Les autres expériences échouèrent. Contrairement aux auteurs, les pigeons qu’ils saignèrent, l’estomac plein ou vide, moururent dans le même espace de temps. Des petits chats enfoncés sous l’eau périrent au bout de cinq minutes ; et une oie, qu’ils avaient bourrée de garance, offrit des périostes d’une entière blancheur.

La nutrition les tourmentait.

Comment se fait-il que le même suc produise des os, du sang, de la lymphe et des matières excrémentielles ? Mais on ne peut suivre les métamorphoses d’un aliment. L’homme qui n’use que d’un seul est chimiquement pareil à celui qui en absorbe plusieurs. Vauquelin, ayant calculé toute la chaux contenue dans l’avoine d’une poule, en retrouva davantage dans les coquilles de ses œufs.

Donc, il se fait une création de substance. De quelle manière ? on n’en sait rien.
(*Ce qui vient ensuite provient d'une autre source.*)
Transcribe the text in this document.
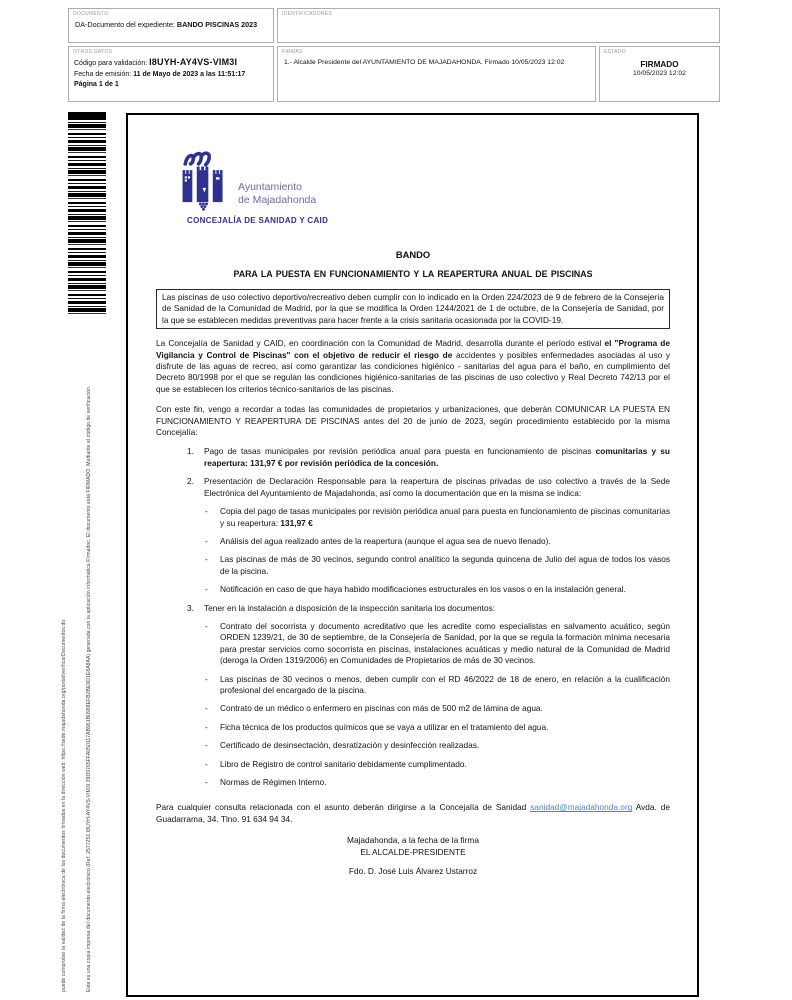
DOCUMENTO
DA-Documento del expediente: BANDO PISCINAS 2023
IDENTIFICADORES
OTROS DATOS
Código para validación: I8UYH-AY4VS-VIM3I
Fecha de emisión: 11 de Mayo de 2023 a las 11:51:17
Página 1 de 1
FIRMAS
1.- Alcalde Presidente del AYUNTAMIENTO DE MAJADAHONDA. Firmado 10/05/2023 12:02
ESTADO
FIRMADO
10/05/2023 12:02
Esta es una copia impresa del documento electrónico (Ref: 2577251 I8UYH-AY4VS-VIM3I 39D9765FFA050117AB961B0988EFB2BE9D1E8A8AA) generada con la aplicación informática Firmadoc. El documento está FIRMADO. Mediante el código de verificación
puede comprobar la validez de la firma electrónica de los documentos firmados en la dirección web: https://sede.majadahonda.org/portal/verificarDocumentos.do
Ayuntamiento
de Majadahonda
CONCEJALÍA DE SANIDAD Y CAID
BANDO
PARA LA PUESTA EN FUNCIONAMIENTO Y LA REAPERTURA ANUAL DE PISCINAS
Las piscinas de uso colectivo deportivo/recreativo deben cumplir con lo indicado en la Orden 224/2023 de 9 de febrero de la Consejería de Sanidad de la Comunidad de Madrid, por la que se modifica la Orden 1244/2021 de 1 de octubre, de la Consejería de Sanidad, por la que se establecen medidas preventivas para hacer frente a la crisis sanitaria ocasionada por la COVID-19.
La Concejalía de Sanidad y CAID, en coordinación con la Comunidad de Madrid, desarrolla durante el período estival el "Programa de Vigilancia y Control de Piscinas" con el objetivo de reducir el riesgo de accidentes y posibles enfermedades asociadas al uso y disfrute de las aguas de recreo, así como garantizar las condiciones higiénico - sanitarias del agua para el baño, en cumplimiento del Decreto 80/1998 por el que se regulan las condiciones higiénico-sanitarias de las piscinas de uso colectivo y Real Decreto 742/13 por el que se establecen los criterios técnico-sanitarios de las piscinas.
Con este fin, vengo a recordar a todas las comunidades de propietarios y urbanizaciones, que deberán COMUNICAR LA PUESTA EN FUNCIONAMIENTO Y REAPERTURA DE PISCINAS antes del 20 de junio de 2023, según procedimiento establecido por la misma Concejalía:
1.	Pago de tasas municipales por revisión periódica anual para puesta en funcionamiento de piscinas comunitarias y su reapertura: 131,97 € por revisión periódica de la concesión.
2.	Presentación de Declaración Responsable para la reapertura de piscinas privadas de uso colectivo a través de la Sede Electrónica del Ayuntamiento de Majadahonda, así como la documentación que en la misma se indica:
-	Copia del pago de tasas municipales por revisión periódica anual para puesta en funcionamiento de piscinas comunitarias y su reapertura: 131,97 €
-	Análisis del agua realizado antes de la reapertura (aunque el agua sea de nuevo llenado).
-	Las piscinas de más de 30 vecinos, segundo control analítico la segunda quincena de Julio del agua de todos los vasos de la piscina.
-	Notificación en caso de que haya habido modificaciones estructurales en los vasos o en la instalación general.
3.	Tener en la instalación a disposición de la inspección sanitaria los documentos:
-	Contrato del socorrista y documento acreditativo que les acredite como especialistas en salvamento acuático, según ORDEN 1239/21, de 30 de septiembre, de la Consejería de Sanidad, por la que se regula la formación mínima necesaria para prestar servicios como socorrista en piscinas, instalaciones acuáticas y medio natural de la Comunidad de Madrid (deroga la Orden 1319/2006) en Comunidades de Propietarios de más de 30 vecinos.
-	Las piscinas de 30 vecinos o menos, deben cumplir con el RD 46/2022 de 18 de enero, en relación a la cualificación profesional del encargado de la piscina.
-	Contrato de un médico o enfermero en piscinas con más de 500 m2 de lámina de agua.
-	Ficha técnica de los productos químicos que se vaya a utilizar en el tratamiento del agua.
-	Certificado de desinsectación, desratización y desinfección realizadas.
-	Libro de Registro de control sanitario debidamente cumplimentado.
-	Normas de Régimen Interno.
Para cualquier consulta relacionada con el asunto deberán dirigirse a la Concejalía de Sanidad sanidad@majadahonda.org Avda. de Guadarrama, 34. Tlno. 91 634 94 34.
Majadahonda, a la fecha de la firma
EL ALCALDE-PRESIDENTE
Fdo. D. José Luis Álvarez Ustarroz
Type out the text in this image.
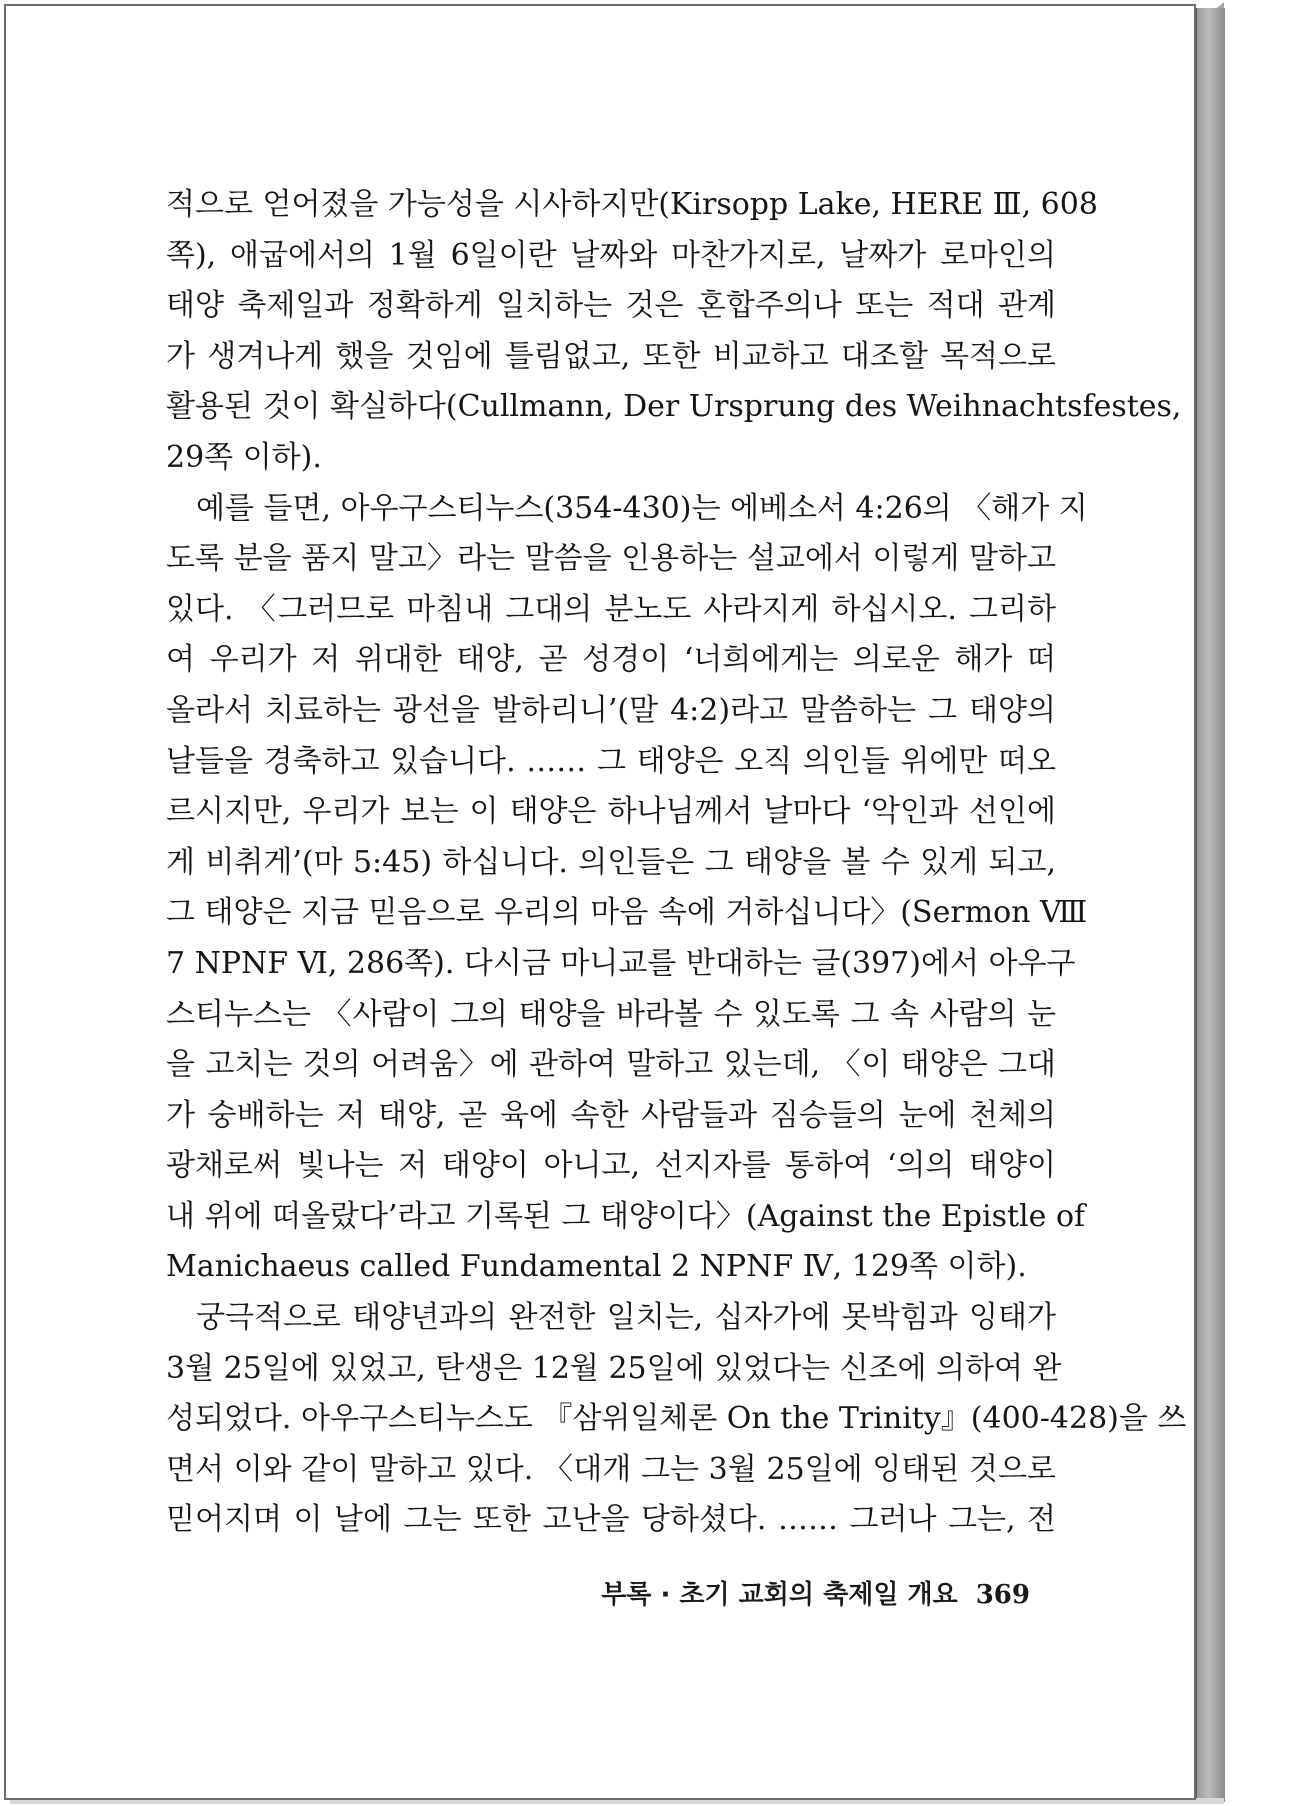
적으로 얻어졌을 가능성을 시사하지만(Kirsopp Lake, HERE Ⅲ, 608
쪽), 애굽에서의 1월 6일이란 날짜와 마찬가지로, 날짜가 로마인의
태양 축제일과 정확하게 일치하는 것은 혼합주의나 또는 적대 관계
가 생겨나게 했을 것임에 틀림없고, 또한 비교하고 대조할 목적으로
활용된 것이 확실하다(Cullmann, Der Ursprung des Weihnachtsfestes,
29쪽 이하).
예를 들면, 아우구스티누스(354-430)는 에베소서 4:26의 〈해가 지
도록 분을 품지 말고〉라는 말씀을 인용하는 설교에서 이렇게 말하고
있다. 〈그러므로 마침내 그대의 분노도 사라지게 하십시오. 그리하
여 우리가 저 위대한 태양, 곧 성경이 ‘너희에게는 의로운 해가 떠
올라서 치료하는 광선을 발하리니’(말 4:2)라고 말씀하는 그 태양의
날들을 경축하고 있습니다. …… 그 태양은 오직 의인들 위에만 떠오
르시지만, 우리가 보는 이 태양은 하나님께서 날마다 ‘악인과 선인에
게 비취게’(마 5:45) 하십니다. 의인들은 그 태양을 볼 수 있게 되고,
그 태양은 지금 믿음으로 우리의 마음 속에 거하십니다〉(Sermon Ⅷ
7 NPNF Ⅵ, 286쪽). 다시금 마니교를 반대하는 글(397)에서 아우구
스티누스는 〈사람이 그의 태양을 바라볼 수 있도록 그 속 사람의 눈
을 고치는 것의 어려움〉에 관하여 말하고 있는데, 〈이 태양은 그대
가 숭배하는 저 태양, 곧 육에 속한 사람들과 짐승들의 눈에 천체의
광채로써 빛나는 저 태양이 아니고, 선지자를 통하여 ‘의의 태양이
내 위에 떠올랐다’라고 기록된 그 태양이다〉(Against the Epistle of
Manichaeus called Fundamental 2 NPNF Ⅳ, 129쪽 이하).
궁극적으로 태양년과의 완전한 일치는, 십자가에 못박힘과 잉태가
3월 25일에 있었고, 탄생은 12월 25일에 있었다는 신조에 의하여 완
성되었다. 아우구스티누스도 『삼위일체론 On the Trinity』(400-428)을 쓰
면서 이와 같이 말하고 있다. 〈대개 그는 3월 25일에 잉태된 것으로
믿어지며 이 날에 그는 또한 고난을 당하셨다. …… 그러나 그는, 전
부록 · 초기 교회의 축제일 개요 369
On ne sait même pas quelle est la force du cœur. Borelli admet celle qu’il faut pour soulever un poids de cent quatre-vingt mille livres, et Kiell l’évalue à huit onces environ, d’où ils conclurent que la physiologie est (suivant un vieux mot) le roman de la médecine. N’ayant pu la comprendre, ils n’y croyaient pas.

Un mois se passa dans le désœuvrement. Puis ils songèrent à leur jardin.

L’arbre mort, étalé dans le milieu, était gênant ; ils l’équarrirent. Cet exercice les fatigua. Bouvard avait, très souvent, besoin de faire arranger ses outils chez le forgeron.